Originally a feature of the 1934 Paul Bunyan House, the Fireplace of States is a symbolic hearth and art project made to represent the cooperation of American states, national parks, and Canadian provinces. When the Paul Bunyan House was torn down in 1995, the fireplace was moved to a new Tourist Information Center on Lake Bemidji.
The Fireplace of States is part of Bemidji’s Tourist Information Center, which sits next to the statues of Paul Bunyan and Babe the Blue Ox on the shore of Lake Bemidji. It is constructed of 900 rocks from every state in the union, every Canadian province, and all eighty-seven Minnesota counties.

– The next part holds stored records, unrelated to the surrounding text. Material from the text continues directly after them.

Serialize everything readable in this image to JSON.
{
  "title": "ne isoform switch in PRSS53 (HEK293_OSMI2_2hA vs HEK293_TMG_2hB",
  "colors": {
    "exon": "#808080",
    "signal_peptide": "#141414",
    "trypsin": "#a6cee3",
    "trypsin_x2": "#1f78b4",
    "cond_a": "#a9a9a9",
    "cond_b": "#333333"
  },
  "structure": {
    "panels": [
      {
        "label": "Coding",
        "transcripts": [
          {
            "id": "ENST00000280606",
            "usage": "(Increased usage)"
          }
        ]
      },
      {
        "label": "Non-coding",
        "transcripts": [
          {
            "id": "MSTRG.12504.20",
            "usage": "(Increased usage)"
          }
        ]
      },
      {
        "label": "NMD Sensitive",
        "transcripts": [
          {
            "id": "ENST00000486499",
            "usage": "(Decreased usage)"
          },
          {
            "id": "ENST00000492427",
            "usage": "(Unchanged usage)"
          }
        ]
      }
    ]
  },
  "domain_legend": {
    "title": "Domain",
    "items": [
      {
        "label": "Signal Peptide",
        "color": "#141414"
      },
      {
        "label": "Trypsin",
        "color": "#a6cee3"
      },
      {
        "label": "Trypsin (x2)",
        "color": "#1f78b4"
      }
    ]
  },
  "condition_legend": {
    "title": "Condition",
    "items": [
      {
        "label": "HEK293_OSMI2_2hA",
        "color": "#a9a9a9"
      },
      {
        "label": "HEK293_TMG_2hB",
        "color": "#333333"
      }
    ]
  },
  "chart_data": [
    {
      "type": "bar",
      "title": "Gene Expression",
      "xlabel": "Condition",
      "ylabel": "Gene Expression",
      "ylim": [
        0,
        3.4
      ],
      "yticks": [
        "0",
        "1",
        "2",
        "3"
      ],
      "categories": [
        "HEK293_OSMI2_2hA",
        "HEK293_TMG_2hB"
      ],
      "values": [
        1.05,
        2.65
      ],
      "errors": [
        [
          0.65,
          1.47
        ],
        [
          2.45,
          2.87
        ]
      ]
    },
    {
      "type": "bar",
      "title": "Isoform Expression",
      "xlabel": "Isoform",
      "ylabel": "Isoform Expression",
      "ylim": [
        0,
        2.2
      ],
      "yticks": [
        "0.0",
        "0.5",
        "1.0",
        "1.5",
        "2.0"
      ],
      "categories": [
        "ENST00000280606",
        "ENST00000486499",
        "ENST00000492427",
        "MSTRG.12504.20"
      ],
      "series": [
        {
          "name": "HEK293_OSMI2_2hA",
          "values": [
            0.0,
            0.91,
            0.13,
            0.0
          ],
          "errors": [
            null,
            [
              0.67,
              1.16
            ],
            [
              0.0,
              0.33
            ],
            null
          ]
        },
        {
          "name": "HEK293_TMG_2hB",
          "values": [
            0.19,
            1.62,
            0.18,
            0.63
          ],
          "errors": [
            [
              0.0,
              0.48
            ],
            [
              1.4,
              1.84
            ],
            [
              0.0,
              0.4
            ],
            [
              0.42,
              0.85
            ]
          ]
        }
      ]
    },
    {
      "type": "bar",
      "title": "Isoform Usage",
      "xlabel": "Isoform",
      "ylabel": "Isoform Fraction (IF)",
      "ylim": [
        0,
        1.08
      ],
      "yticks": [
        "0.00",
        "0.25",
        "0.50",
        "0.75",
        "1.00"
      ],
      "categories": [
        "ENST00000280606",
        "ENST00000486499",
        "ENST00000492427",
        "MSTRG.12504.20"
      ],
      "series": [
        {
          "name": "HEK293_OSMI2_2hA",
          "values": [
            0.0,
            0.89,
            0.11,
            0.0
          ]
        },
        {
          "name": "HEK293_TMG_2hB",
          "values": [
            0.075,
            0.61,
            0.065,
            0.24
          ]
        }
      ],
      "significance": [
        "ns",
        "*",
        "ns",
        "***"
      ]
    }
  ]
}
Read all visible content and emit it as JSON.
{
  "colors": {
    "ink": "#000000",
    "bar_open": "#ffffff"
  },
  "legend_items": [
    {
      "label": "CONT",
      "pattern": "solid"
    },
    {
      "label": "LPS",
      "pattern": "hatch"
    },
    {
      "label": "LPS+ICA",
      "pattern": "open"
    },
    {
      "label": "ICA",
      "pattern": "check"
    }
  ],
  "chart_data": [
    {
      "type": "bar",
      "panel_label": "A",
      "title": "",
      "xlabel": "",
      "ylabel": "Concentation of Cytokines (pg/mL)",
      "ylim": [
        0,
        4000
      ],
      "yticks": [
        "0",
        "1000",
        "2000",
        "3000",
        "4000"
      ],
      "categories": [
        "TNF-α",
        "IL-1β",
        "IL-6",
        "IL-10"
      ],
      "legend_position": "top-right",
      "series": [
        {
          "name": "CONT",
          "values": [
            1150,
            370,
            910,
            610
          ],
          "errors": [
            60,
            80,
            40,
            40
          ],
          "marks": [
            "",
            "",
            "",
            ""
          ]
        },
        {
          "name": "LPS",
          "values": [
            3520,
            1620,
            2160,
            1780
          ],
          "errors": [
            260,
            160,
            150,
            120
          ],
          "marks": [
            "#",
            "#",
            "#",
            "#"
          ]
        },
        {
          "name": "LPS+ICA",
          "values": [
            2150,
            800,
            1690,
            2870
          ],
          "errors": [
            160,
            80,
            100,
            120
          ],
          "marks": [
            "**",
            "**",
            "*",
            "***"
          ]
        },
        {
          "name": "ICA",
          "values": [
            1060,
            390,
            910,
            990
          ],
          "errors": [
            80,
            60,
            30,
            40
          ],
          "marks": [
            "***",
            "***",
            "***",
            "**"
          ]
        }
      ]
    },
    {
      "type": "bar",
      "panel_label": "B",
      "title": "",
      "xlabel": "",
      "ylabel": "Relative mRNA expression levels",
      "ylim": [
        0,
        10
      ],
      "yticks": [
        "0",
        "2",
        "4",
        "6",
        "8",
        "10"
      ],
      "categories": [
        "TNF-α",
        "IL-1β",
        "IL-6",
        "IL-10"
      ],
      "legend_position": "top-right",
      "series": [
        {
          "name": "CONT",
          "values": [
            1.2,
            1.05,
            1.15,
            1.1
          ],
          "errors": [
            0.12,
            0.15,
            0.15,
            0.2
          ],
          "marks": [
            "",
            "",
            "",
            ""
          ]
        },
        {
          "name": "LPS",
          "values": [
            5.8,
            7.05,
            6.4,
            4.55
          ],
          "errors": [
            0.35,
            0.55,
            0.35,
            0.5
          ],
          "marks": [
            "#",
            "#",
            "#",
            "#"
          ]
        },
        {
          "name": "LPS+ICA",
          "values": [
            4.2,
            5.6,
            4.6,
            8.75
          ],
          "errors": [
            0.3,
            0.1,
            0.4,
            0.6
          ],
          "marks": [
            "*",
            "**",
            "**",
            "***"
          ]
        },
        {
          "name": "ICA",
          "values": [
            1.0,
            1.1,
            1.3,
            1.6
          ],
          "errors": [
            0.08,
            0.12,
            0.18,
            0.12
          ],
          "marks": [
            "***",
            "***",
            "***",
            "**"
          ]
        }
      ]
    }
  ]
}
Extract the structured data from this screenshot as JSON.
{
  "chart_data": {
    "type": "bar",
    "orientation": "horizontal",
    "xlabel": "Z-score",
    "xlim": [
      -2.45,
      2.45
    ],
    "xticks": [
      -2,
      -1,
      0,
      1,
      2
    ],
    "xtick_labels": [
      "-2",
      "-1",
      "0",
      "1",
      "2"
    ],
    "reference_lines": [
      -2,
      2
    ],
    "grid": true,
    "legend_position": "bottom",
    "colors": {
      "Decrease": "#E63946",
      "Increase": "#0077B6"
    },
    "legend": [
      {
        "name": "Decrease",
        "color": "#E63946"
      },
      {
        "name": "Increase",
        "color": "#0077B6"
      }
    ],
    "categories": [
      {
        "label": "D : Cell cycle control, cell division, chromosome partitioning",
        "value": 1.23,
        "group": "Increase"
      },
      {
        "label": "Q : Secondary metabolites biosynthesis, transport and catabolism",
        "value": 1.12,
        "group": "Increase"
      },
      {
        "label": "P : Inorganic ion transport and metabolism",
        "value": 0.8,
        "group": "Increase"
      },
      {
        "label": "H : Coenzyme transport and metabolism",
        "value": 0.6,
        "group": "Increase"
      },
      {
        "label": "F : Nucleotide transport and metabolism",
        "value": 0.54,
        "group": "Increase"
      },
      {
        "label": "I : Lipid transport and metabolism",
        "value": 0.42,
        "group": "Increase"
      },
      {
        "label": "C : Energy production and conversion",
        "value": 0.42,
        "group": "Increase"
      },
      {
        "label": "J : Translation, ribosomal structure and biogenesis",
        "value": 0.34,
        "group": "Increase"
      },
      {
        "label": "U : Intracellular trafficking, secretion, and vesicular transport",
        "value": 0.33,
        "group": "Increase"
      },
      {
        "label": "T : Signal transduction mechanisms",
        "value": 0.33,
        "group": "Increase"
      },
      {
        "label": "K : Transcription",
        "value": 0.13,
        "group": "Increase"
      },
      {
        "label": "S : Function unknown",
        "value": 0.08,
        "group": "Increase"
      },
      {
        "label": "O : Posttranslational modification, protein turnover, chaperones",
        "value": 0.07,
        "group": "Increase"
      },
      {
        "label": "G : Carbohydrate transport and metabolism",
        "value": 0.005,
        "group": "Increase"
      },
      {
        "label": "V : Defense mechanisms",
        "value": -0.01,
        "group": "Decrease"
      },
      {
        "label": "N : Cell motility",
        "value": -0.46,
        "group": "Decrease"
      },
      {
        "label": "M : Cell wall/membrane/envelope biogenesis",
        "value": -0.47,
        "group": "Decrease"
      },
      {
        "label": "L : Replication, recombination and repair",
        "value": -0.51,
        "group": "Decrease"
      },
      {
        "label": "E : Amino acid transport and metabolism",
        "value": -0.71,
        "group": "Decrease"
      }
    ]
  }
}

There are also stones from each national park. The fireplace contains stones from the US Capitol in Washington, DC, and Franklin D. Roosevelt's home in Hyde Park, New York, as well as a brick from the Statue of Liberty, a letter “M” and gopher stones from the University of Minnesota, and a piece of Old Fort Gary in Winnipeg
The fireplace was as an original feature of the Paul Bunyan House, which was built in 1934 under the Civil Works Administration (CWA) as part of Roosevelt’s New Deal. It was located at 300 Bemidji Avenue in Bemidji. Like other CWA projects, it was intended to create jobs for unemployed and underemployed workers during the Great Depression.
The fireplace concept was conceived by Harry Roese, owner of the Shorecrest Resort, president of the local Civic and Commerce Association, and a district manager of the Federal Re-Employment Service. In 1934, he directed a secretary in his office, Kathleen Wilson, to send letters across the United States and Canada asking for rocks to be included in a fireplace that would unite pieces of geologic and social history from across the continent. Recipients responded enthusiastically, and Wilson marveled at how willing people were to send their rocks to Bemidji, considering the shipping costs. As each rock arrived, it was numbered with a pin, and an identification key was compiled.
Architect Charles Budge drew up the plans for an octagonal building—the Paul Bunyan House—that would house the fireplace. Stonemason Mark Morse designed and built the fireplace itself.
The Fireplace of States was lit for the first time on a Monday evening, September 24, 1934, at the Paul Bunyan Playground Association’s meeting. Resort owners and operators, businessmen and women, and other visitors gathered at the newly completed Tourist Information building to view the finished hearth. Roese explained the methods used to obtain the various stones and the unexpected cooperation he had received in the project.
The fireplace’s centerpiece is a stone depicting Shaynowishkung (the Ojibwe leader known to settler-colonists as Chief Bemidji) in St. Cloud granite. One stone is from the Connecticut statehouse of 1635, and one from the original wing of the United States capitol. Some of the stones are fossils. As of March 20, 1938, the Fireplace of States contained stones from every part of Canada and the United States from the Arctic Circle to the South Pole.
Stones were continually added to the fireplace over a period of six years. Two bricks and pieces of the 1792 stonework from the White House were added on May 22, 1939. Nearly 1,000 tourists visited the Fireplace of States on July 4, 1939, proving its popularity. New stones arrived yet again on November 4, 1939, for installation.
When a Tourist Information Center on the Lake Bemidji waterfront was built in 1995, the fireplace was shrink-wrapped and moved, intact, to the site of the new building. It was then moved inside with a crane and installed next to the statues of Paul Bunyan and his blue ox, Babe. Many of the original pins used to identify each rock were lost during the moving process. Although a list of donors and rock descriptions remained afterward, the only identifiable rocks were those engraved by their donors.